Wednesday, 18 de December de 2024 ISSN 1519-7670 - Ano 24 - nº 1318

O trapézio de Gilberto Carvalho

O secretário-geral da Presidência da República, Gilberto Carvalho, é um personagem machadiano. Como aconteceu a Brás Cubas, pendurou-se-lhe uma ideia no trapézio que tinha no cérebro: a vaia e os xingamentos dirigidos a Dilma Rousseff não foram obra da “elite branca”. Representam um fenômeno mais generalizado.
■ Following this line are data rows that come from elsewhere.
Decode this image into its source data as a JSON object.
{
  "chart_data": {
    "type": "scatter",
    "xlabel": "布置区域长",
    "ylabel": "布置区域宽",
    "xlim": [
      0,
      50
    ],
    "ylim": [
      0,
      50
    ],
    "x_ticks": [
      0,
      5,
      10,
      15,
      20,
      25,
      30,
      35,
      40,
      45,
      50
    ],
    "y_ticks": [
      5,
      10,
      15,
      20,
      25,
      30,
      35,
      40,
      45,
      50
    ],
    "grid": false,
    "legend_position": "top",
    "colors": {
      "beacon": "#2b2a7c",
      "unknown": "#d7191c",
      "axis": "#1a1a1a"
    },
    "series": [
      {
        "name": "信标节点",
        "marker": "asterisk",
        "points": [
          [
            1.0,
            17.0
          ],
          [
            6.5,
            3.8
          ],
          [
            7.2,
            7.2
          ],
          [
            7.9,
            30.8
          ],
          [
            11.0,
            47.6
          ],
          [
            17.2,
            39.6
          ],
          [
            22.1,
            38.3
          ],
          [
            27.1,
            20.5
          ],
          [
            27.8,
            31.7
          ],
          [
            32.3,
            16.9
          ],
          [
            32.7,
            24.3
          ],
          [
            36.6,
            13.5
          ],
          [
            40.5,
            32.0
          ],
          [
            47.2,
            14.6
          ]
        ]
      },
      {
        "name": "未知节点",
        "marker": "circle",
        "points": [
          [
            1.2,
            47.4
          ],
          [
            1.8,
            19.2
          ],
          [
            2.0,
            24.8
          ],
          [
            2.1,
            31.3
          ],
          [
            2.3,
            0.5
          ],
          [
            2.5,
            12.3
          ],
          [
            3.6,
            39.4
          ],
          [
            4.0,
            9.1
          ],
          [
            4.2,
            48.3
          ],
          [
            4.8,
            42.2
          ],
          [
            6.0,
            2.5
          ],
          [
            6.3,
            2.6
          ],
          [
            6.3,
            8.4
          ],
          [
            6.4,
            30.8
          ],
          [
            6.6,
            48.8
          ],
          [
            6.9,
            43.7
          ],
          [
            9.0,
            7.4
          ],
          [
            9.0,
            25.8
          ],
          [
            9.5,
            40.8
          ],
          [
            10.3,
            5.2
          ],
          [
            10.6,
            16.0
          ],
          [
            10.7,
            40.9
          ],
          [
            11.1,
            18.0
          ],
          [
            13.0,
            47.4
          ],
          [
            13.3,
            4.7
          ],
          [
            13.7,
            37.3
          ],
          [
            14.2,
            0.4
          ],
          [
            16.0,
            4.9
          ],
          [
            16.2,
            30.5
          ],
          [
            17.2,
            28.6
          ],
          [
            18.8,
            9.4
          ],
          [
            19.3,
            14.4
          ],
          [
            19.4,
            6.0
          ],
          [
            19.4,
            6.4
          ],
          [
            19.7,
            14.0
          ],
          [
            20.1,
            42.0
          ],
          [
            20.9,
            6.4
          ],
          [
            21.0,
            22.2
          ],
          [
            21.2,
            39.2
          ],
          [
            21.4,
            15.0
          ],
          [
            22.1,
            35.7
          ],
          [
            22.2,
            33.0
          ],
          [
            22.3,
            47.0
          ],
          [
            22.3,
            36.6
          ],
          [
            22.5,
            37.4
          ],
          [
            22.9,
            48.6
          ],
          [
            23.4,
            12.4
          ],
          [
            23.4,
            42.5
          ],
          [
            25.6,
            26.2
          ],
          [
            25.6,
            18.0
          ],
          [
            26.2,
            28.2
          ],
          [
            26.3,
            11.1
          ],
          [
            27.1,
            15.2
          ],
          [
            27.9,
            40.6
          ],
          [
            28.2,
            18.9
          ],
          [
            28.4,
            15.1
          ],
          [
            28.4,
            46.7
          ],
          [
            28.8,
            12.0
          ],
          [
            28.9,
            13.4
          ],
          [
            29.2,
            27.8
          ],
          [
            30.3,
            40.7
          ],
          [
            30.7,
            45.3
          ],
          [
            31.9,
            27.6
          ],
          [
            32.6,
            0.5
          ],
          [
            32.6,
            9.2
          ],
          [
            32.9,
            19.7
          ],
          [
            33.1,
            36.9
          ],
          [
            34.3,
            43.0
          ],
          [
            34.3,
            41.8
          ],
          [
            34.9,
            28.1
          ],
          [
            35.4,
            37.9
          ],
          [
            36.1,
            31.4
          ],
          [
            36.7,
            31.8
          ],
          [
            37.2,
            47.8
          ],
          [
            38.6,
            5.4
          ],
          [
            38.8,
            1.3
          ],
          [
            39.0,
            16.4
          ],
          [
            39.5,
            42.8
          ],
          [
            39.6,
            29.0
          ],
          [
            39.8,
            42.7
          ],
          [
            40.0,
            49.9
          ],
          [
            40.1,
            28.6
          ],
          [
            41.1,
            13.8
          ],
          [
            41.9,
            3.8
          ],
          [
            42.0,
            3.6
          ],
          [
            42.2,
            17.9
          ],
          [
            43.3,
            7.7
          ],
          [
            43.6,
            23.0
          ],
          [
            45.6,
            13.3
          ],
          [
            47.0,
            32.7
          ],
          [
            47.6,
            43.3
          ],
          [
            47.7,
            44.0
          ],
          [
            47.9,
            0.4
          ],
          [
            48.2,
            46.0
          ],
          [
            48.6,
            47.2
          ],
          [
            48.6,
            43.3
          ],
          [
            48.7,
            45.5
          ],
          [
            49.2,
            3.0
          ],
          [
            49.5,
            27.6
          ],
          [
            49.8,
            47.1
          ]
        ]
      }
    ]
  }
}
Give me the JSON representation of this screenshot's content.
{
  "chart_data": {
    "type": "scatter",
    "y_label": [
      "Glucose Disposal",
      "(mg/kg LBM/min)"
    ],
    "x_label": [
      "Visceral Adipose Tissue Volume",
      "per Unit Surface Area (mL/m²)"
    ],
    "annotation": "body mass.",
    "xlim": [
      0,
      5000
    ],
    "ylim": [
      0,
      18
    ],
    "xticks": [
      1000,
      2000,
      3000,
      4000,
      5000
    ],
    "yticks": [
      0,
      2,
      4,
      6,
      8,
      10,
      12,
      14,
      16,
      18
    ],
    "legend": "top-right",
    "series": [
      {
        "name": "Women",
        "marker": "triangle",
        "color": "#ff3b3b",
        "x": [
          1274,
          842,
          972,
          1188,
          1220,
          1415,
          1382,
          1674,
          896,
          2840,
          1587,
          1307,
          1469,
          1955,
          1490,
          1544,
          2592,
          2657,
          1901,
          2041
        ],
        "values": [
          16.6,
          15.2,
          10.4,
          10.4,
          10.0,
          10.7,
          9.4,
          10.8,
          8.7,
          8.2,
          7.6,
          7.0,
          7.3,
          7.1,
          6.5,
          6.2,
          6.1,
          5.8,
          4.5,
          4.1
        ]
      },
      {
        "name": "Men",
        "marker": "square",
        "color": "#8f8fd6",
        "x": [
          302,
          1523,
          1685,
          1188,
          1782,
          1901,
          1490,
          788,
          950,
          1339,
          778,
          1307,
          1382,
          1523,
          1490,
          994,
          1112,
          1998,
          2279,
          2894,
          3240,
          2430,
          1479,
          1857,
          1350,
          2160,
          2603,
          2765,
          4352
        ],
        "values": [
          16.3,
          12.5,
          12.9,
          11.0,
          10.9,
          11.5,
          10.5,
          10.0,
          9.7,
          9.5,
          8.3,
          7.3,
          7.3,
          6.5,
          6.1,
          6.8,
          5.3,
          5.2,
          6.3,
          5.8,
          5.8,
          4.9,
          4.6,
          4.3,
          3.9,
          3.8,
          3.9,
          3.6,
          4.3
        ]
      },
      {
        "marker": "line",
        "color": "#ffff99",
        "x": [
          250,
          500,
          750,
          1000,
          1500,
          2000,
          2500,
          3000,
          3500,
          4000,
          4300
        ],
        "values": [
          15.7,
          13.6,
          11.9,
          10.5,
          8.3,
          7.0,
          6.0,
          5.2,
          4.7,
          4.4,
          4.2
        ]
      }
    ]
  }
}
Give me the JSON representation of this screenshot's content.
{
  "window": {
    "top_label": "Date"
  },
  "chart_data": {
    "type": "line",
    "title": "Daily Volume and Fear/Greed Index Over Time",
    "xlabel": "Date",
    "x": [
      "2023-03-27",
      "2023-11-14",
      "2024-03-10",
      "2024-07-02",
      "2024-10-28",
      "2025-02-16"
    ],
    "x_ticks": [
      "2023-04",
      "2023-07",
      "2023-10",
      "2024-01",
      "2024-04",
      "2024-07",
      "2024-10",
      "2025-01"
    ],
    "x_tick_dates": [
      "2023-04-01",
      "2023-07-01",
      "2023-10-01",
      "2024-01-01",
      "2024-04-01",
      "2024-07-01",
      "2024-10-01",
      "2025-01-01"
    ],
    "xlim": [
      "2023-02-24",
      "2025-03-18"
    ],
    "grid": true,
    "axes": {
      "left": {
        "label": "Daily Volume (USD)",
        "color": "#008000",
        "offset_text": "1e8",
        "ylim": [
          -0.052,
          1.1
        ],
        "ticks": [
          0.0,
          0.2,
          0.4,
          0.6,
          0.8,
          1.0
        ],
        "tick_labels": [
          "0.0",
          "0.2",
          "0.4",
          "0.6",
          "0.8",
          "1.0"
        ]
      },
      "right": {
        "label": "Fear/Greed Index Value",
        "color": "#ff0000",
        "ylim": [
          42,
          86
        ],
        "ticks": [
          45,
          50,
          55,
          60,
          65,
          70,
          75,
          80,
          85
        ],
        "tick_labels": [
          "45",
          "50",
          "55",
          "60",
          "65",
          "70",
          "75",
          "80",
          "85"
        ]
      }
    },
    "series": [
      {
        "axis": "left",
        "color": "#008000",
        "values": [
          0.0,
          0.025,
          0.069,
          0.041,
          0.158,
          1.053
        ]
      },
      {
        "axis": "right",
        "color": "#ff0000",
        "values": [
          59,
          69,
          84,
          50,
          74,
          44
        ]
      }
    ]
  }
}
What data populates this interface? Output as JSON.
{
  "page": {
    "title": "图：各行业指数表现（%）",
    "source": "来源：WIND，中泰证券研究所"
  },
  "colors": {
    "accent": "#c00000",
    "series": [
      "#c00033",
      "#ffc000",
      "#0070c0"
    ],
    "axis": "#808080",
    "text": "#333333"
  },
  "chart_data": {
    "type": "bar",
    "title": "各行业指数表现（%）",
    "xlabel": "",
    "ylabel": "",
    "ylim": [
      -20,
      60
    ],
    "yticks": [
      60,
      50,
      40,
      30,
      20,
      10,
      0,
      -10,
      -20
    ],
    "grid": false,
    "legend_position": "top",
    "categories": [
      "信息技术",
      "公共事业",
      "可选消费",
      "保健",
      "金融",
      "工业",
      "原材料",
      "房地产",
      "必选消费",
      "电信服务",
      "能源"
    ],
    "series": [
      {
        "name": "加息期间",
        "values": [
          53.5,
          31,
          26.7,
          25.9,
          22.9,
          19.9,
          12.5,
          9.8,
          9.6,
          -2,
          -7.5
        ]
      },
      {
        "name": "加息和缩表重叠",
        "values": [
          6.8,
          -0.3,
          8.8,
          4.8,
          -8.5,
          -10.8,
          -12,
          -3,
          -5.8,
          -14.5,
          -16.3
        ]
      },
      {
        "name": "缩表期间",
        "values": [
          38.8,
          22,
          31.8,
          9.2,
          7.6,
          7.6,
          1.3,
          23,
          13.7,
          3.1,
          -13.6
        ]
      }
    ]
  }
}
Tanto que Carvalho, usando o metrô para voltar do estádio, viu “uns moleques” formando no vagão coro mal-educado.

No universo petista e lulista, foi uma percepção não canônica. “Elite branca”, afinal, é uma explicação tão cômoda, a despeito da imprecisão etnográfica (para não falar de sociologia e política). Então quer dizer que não foi um segmento privilegiado da turba ingrata o promotor de vaias e xingamentos? Há descontentamento generalizado?

Não, não se trata disso. Carvalho dá agilmente uma cambalhota mental e, para não fugir às linhas estruturais do libreto operístico, diz que a perversa mídia “faz a cabeça” da multidão. Donde se depreende que o povo é bobo. Ou, menos enfaticamente, la massa è mobile.

Seja como for, obra da áspera realidade dos fatos ou da máquina de moer cérebros da mídia, Carvalho diz em entrevista à Folha de S.Paulo (23/6) que o PT alimenta a ilusão de que o povo pensa que está tudo bem. Problemas, melhor não tê-los. Mas, tendo-os, melhor não ignorá-los.

Coisa de rico, riquinho

O governador do Ceará, Cid Gomes, sólido aliado do governo federal, acha entretanto que a agressividade parte mesmo é de quem está por cima da carne seca. Em entrevista ao Valor (23/6), disse:

“Achei que foi uma coisa de rico, de riquinho, agressiva demais. E foi um tiro no pé. Desperta mais nas pessoas mais simples o sentimento de que há aversão das classes mais ricas com [sic] essa instância de poder porque quem está no poder valoriza políticas de atenção aos mais pobres.”

Capítulo da corrupção

No capítulo da corrupção, Carvalho reconhece crimes cometidos por petistas, mas aponta que os similares cometidos por adversários recebem tratamento ameno na imprensa. Seu colega de governo Jorge Hage, ministro-chefe da Controladoria Geral da União (CGU), em artigo na mesma edição da Folha (“Avanço irreversível”), tem abordagem diferente:

“Não se ignora, por outro lado, a contribuição da imprensa, disposta como nunca a apontar casos de corrupção, o que não deixa de ser natural quando assumiu o governo um partido que incluía o combate à prática entre suas bandeiras e que desbancou do poder as forças que com ela conviviam, sem atacá-la, havia mais de 500 anos”.

Hage não varre problemas para debaixo do tapete, mas se esquece da composição da famosa “base aliada”. Poucas coisas são mais “500 anos de…” no Brasil do que o PMDB de Michel Temer, José Sarney, Renan Calheiros, Henrique Eduardo Alves, ou o PTB de Fernando Collor.

Notícias boas e ruins 

Circo retórico à parte, o jornalista José Roberto Toledo, em coluna no Estado de S.Paulo (“Foto, filme, flashback”, 23/6), trabalha com uma categoria interessante. Algo como a mídia jornalística refletida no espelho da opinião. Diz Toledo que a esta altura de 2010, quando o governo Lula tinha apoteóticos níveis de aprovação em pesquisas, “a percepção de que o noticiário era mais favorável ao governo era três vezes maior do que a percepção de más notícias. Quase uma euforia”. Agora, “a percepção de que as notícias são ruins para o governo é quatro vezes mais forte entre os eleitores do que a percepção do noticiário positivo”.

Duas hipóteses básicas explicariam tal fenômeno. A primeira é a mais simples, mais “barão de Itararé” (“De onde menos se espera, daí mesmo é que não sai nada”): a situação piorou, de modo geral, embora haja, como em qualquer situação, altos e baixos, e a despeito dos méritos que tenham políticas públicas do governo federal e dos governos de seus aliados estaduais e municipais.

A alternativa seria a seguinte: a mídia jornalística foi mais boazinha com Lula do que tem sido com Dilma. Um tanto escalafobética, mas certamente contará com não poucos adeptos. Mesmo que à custa de contorções mentais bem mais acrobáticas do que as do ministro Carvalho.

Escolha a tua, atento leitor. Se for inteligente, dou-me por satisfeito. Se não o for, dou-te um piparote, como Machado de Assis aos leitores de antanho. E não se esqueça de seguir atentamente o debate sobre regulação, ou democratização, ou controle social da mídia. Aí tem gato.